Abstract: With the rapid advancement of artificial intelligence, there is an increasing demand for intelligent robots capable of assisting humans in daily tasks and performing complex operations. Such robots not only require task planning capabilities but must also execute tasks with stability and robustness. In this paper, we present a closed-loop task planning and acting system, LLM-PAS, which is assisted by a pre-trained LLM. While LLM-PAS plans long-horizon tasks in a manner similar to traditional task and motion planners, it also emphasizes the execution phase of the task. By transferring part of the constraint-checking process from the planning phase to the execution phase, LLM-PAS enables exploration of the constraint space and delivers more accurate feedback on environmental anomalies during execution. The reasoning capabilities of the LLM allow it to handle anomalies that cannot be addressed by the robust executor. To further enhance the system's ability to assist the planner during replanning, we propose the First Look Prompting (FLP) method, which induces LLM to generate effective PDDL goals. Through comparative prompting experiments and systematic experiments, we demonstrate the effectiveness and robustness of LLM-PAS in handling anomalous conditions during task execution.

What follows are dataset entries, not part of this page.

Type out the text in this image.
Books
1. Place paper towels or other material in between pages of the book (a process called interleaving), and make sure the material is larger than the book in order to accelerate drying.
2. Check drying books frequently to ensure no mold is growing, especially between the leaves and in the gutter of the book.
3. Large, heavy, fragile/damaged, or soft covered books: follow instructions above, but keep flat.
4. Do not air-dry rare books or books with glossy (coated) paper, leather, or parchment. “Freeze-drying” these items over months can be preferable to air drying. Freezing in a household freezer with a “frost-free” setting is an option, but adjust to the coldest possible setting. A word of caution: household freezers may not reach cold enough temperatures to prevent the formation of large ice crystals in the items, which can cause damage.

Leveraging Pre-trained LLMs for Task and Motion Planning

This paper presents a novel approach to Task and Motion Planning (TAMP) by integrating pre-trained LLMs with refined prompting techniques. The system, known as LLM-PAS, offers a closed-loop task planning and execution solution that promises enhanced robustness in dealing with dynamic environments, thus meeting a critical need in robotic autonomy.

The authors argue for the use of LLMs to not only plan long-horizon tasks but also to improve the execution phase by assessing constraints in real-time, thereby adjusting to conditions that diverge from the closed-world assumption commonly held in traditional planning methods. LLM-PAS introduces the First Look Prompting (FLP) method, utilizing LLMs' reasoning capabilities to generate effective Planning Domain Definition Language (PDDL) goals during replanning procedures. The aim is to increase the practical applicability of robots in environments where real-time feedback and adaptation are vital.

Key Methodological Contributions

1. Closed-loop Task System: LLM-PAS emphasizes both task planning and its execution phase. By shifting some constraint checks to the execution phase, it facilitates real-time adaptation to environmental anomalies, a notable deviation from traditional TAMP that generally assumes idealized execution conditions.
2. First Look Prompting (FLP): This prompting method is developed to direct LLMs towards problem-specific reasoning without irrelevant context, hence enhancing the effectiveness of the replanning process by focusing on the practical generation of PDDL goals.
3. Behavior Tree Integration: The system translates action sequences into Conditional Subtrees of Behavior Trees (CSubBTs), allowing for robust execution and exploration of the constraint space. This design supports the self-adjustment capability of the executor, increasing the reliability of task completion in uncertain environments where predefined actions might fail.

Experimental Validation

The authors validate the LLM-PAS system through systematic experiments in both simulated and real-world settings. The results indicate that the system can successfully handle various types of anomalies during task execution, particularly object loss, action blocking, and unexpected state changes. Comparative tests with other LLM-based reactive systems, such as InnerMonologue and ProgPrompt, highlight the superior generalization capabilities and planning success of the proposed FLP method. The quantitative measurements report improved Success Rates (SR) and reduced Average Success Path Lengths (ASPL), demonstrating the efficiency of LLM-PAS in traditional task domains.

Implications and Future Directions

The implications of this work extend beyond immediate robotics applications to broader AI planning challenges. By delegating logical reasoning to LLMs, the system exemplifies an innovative solution for enhancing robotic adaptability, thus potentially influencing TAMP's role in real-world scenarios. However, as the integration is currently temporary, further refinement and optimization of cross-platform interactions are necessary. The exploration of multimodal LLMs as robot planning agents could present new avenues for research, potentially augmenting both the planning and execution phases in dynamic environments.

In conclusion, the paper delivers a significant contribution to the field, offering a robust framework for intelligent robotic systems to execute complex operations. As the authors acknowledge the growing capabilities of LLMs, it seems prudent to anticipate future iterations that leverage multimodal models, integrating perceptual data for even richer decision-making capabilities.